My father's 50th high school reunion was last weekend. He couldn't make it, of course, but I remember the summer he and my mom went to his 20th high school reunion. We were staying with my grandparents in the same house on Myrtle Street that my father had grown up in, with the same furniture and the same wall paper and the same books.  (I always loved that house, with the cherry tree out back, the clothes line perfect for making blanket forts, and especially the attic -- dust motes hanging in the heavy warm air, caught in rays of sunshine slanting through dust-covered windows, and my Aunt Ellen's dolls still tucked away in boxes just begging to come out and play.)

I was little, only eight years old, but I remember watching them get dressed up for the evening -- she in a dress, hair curled, a touch of make-up; he in a suit, awkward and gangly, excited to be showing off his wonderful wife, his professional success (small town boy makes good in the big city, well on his way to academic renown), pictures of his adorable kids.

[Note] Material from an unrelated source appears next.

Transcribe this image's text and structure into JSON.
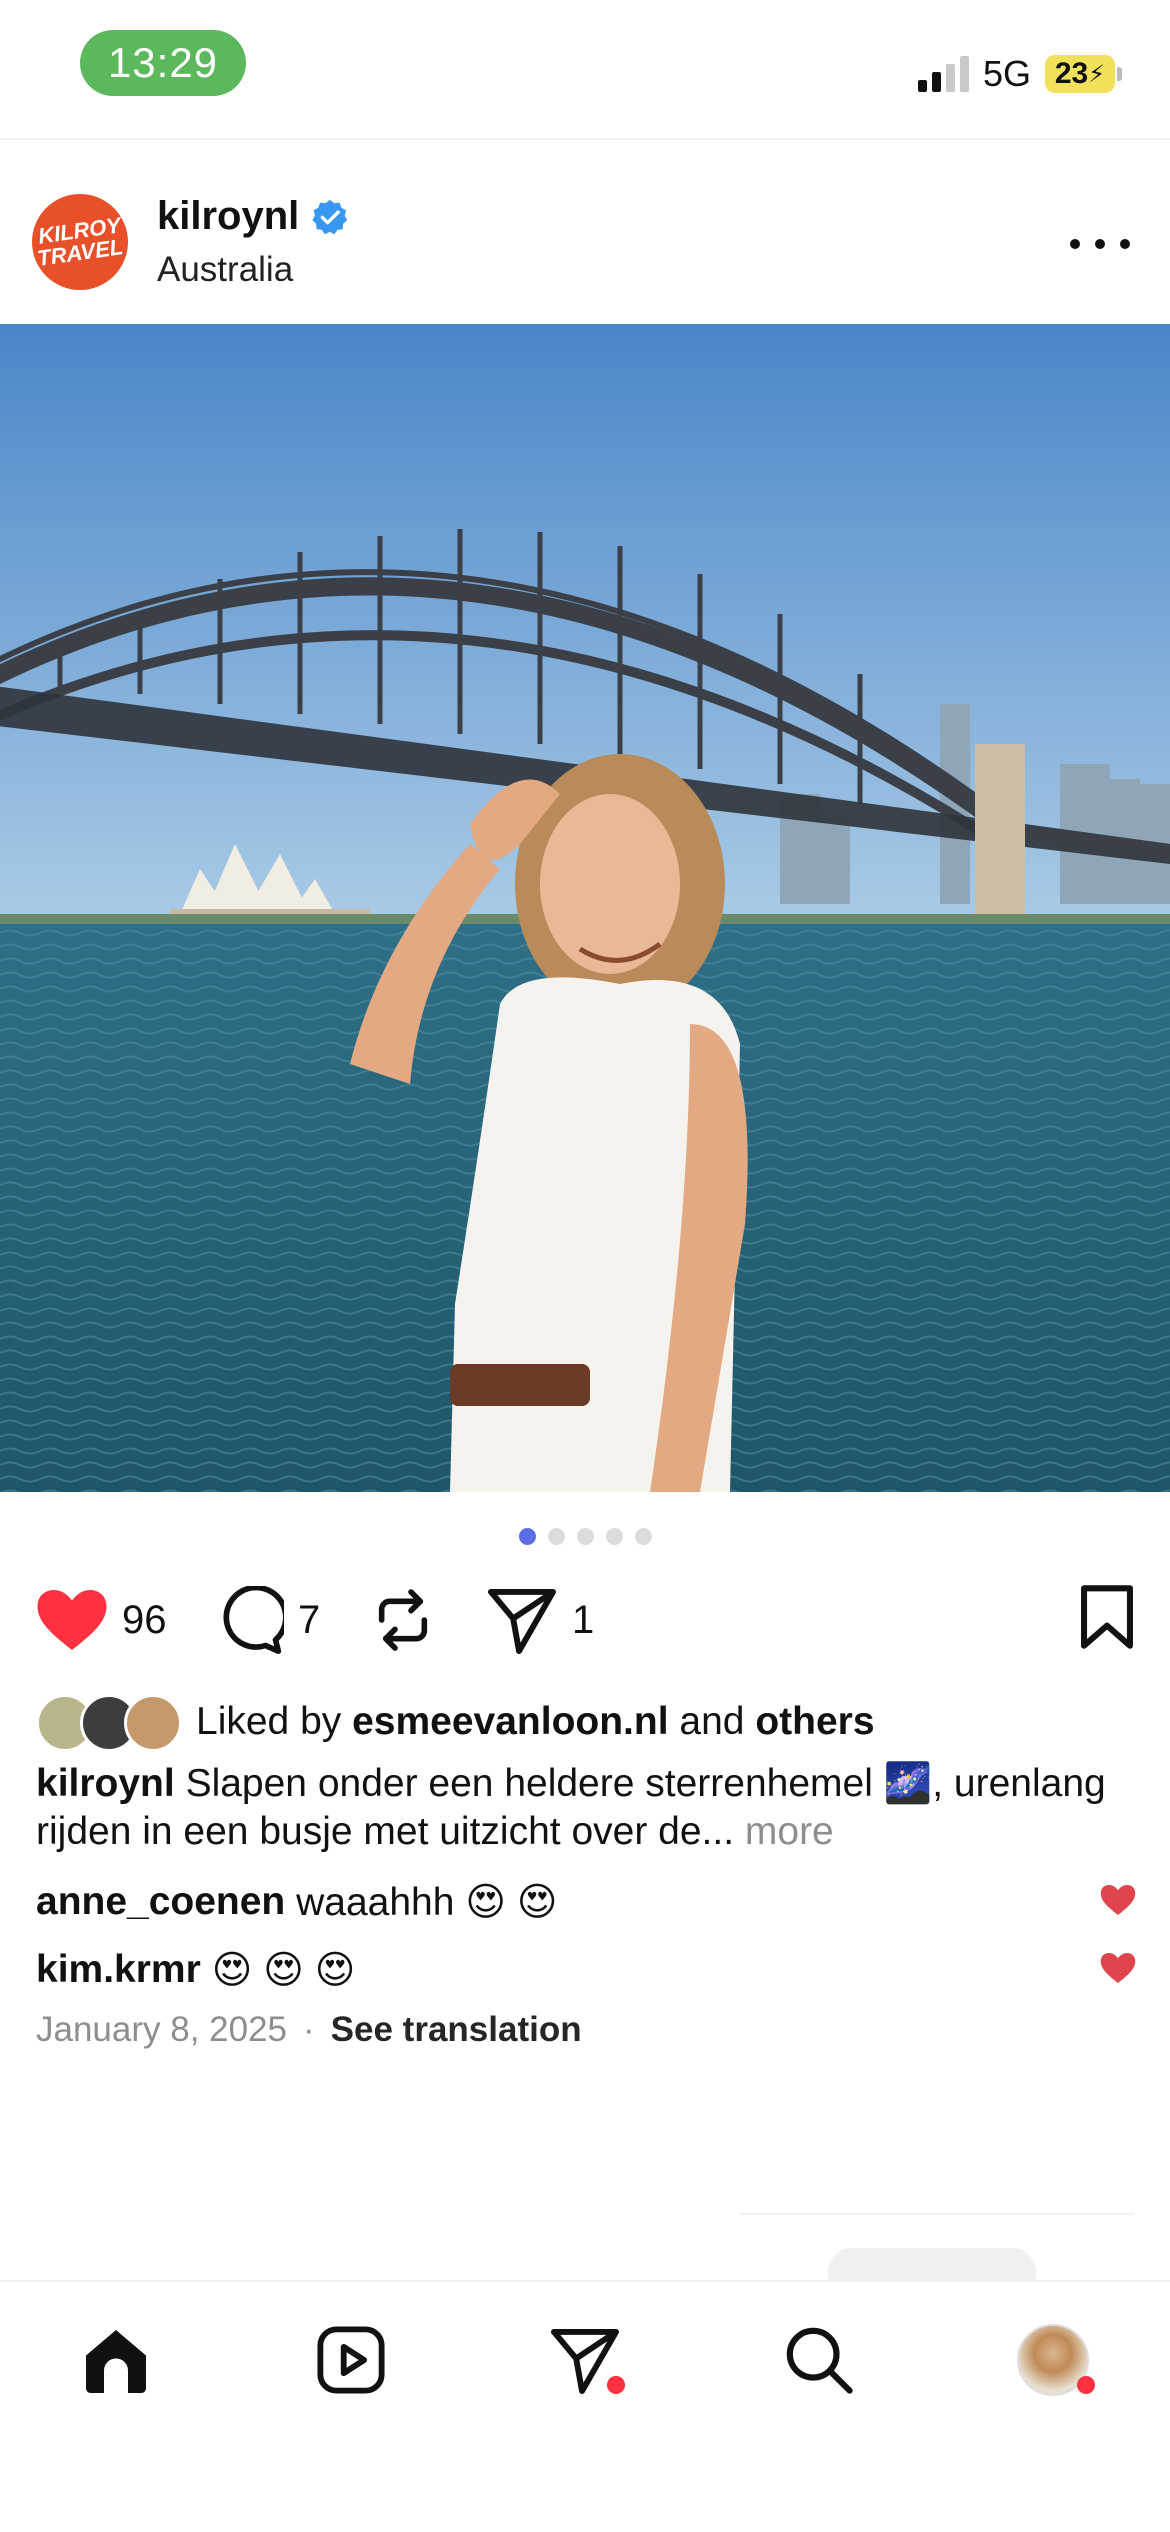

Some of this may be me projecting backward on to him as I face my own 20th high school reunion, which is happening next month, with a somewhat disconcerting mixture of trepidation and joy.

A part of me wishes I had more of what he had at my age -- the wonderful spouse, the children, the academic career, the house complete with, yes, a cat, a dog, and at various times fishes, turtles, guinea pigs and parakeets -- to show off at this upcoming reunion.

A part of me is relieved that I don't have those responsibilities and am able to focus all my energies on my friends, on my library, on my craft. (Though who at a high school reunion wants to talk about knitting, and the pros and cons of various fibers, is beyond me.)

A part of me is pleased at the opportunity to present my re-invented self, this happier, lighter, less dramatic self in lieu of that somewhat broken teenager so often lingering on the edges of things, in dark clothes, crying sometimes in dark corners.

Transformation can be such a beautiful thing when it's genuine, when it's carefully, intimately shaped both individually and between people who care about each other. I am wishing that my father -- the man he was at his 20th reunion, the man he would have been now, thirty years later -- were here to share our transformations between us, in all the myriad ways that people can change.

(I also wish that he were around for a good post-reunion gossip, but other people I love will just have to do.)